Bundled roles include generic defaults (default-coder, default-reviewer, default-tester, default-explorer, default-coordinator, default-general-purpose), agents-fleet-specific specialists (fleet-coder, fleet-tester, fleet-architect, fleet-security-reviewer, fleet-correctness-reviewer, fleet-explorer), research roles (primary-researcher, counter-researcher, edge-case-researcher, context-researcher, research-critic, research-coordinator), code review roles (security-reviewer, correctness-reviewer, architecture-reviewer, performance-reviewer, test-reviewer), and /init explorer roles (init-api-explorer, init-arch-explorer, init-build-explorer, init-critic, init-decision-explorer, init-dep-explorer, init-pattern-explorer, init-security-explorer).

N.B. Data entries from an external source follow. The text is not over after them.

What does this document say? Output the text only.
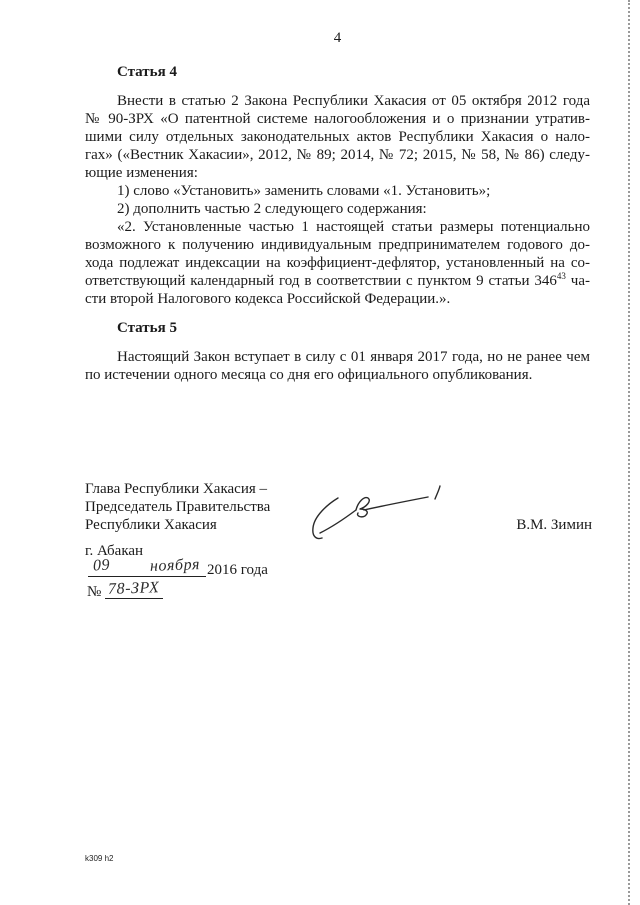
4
Статья 4
Внести в статью 2 Закона Республики Хакасия от 05 октября 2012 года
№ 90-ЗРХ «О патентной системе налогообложения и о признании утратив-
шими силу отдельных законодательных актов Республики Хакасия о нало-
гах» («Вестник Хакасии», 2012, № 89; 2014, № 72; 2015, № 58, № 86) следу-
ющие изменения:
1) слово «Установить» заменить словами «1. Установить»;
2) дополнить частью 2 следующего содержания:
«2. Установленные частью 1 настоящей статьи размеры потенциально
возможного к получению индивидуальным предпринимателем годового до-
хода подлежат индексации на коэффициент-дефлятор, установленный на со-
ответствующий календарный год в соответствии с пунктом 9 статьи $346^{43}$ ча-
сти второй Налогового кодекса Российской Федерации.».
Статья 5
Настоящий Закон вступает в силу с 01 января 2017 года, но не ранее чем
по истечении одного месяца со дня его официального опубликования.
Глава Республики Хакасия –
Председатель Правительства
Республики Хакасия	В.М. Зимин
г. Абакан
09 ноября 2016 года
№ 78-ЗРХ
k309 h2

Use any bundled role by name in your crew's agents[].role field — no extra configuration required.


Migration from v1

If you have v1 *.md files in ~/.fleet/skills or .fleet/skills, run:

bash
agents-fleet skills migrate

The command classifies each v1 file as a role or atomic skill heuristically and writes the v2 equivalent (*.role.md / *.skill.md). Originals are renamed to *.v1.md for safety. Bundled v1 files were swept during the v2 release; only user and project tiers need migration.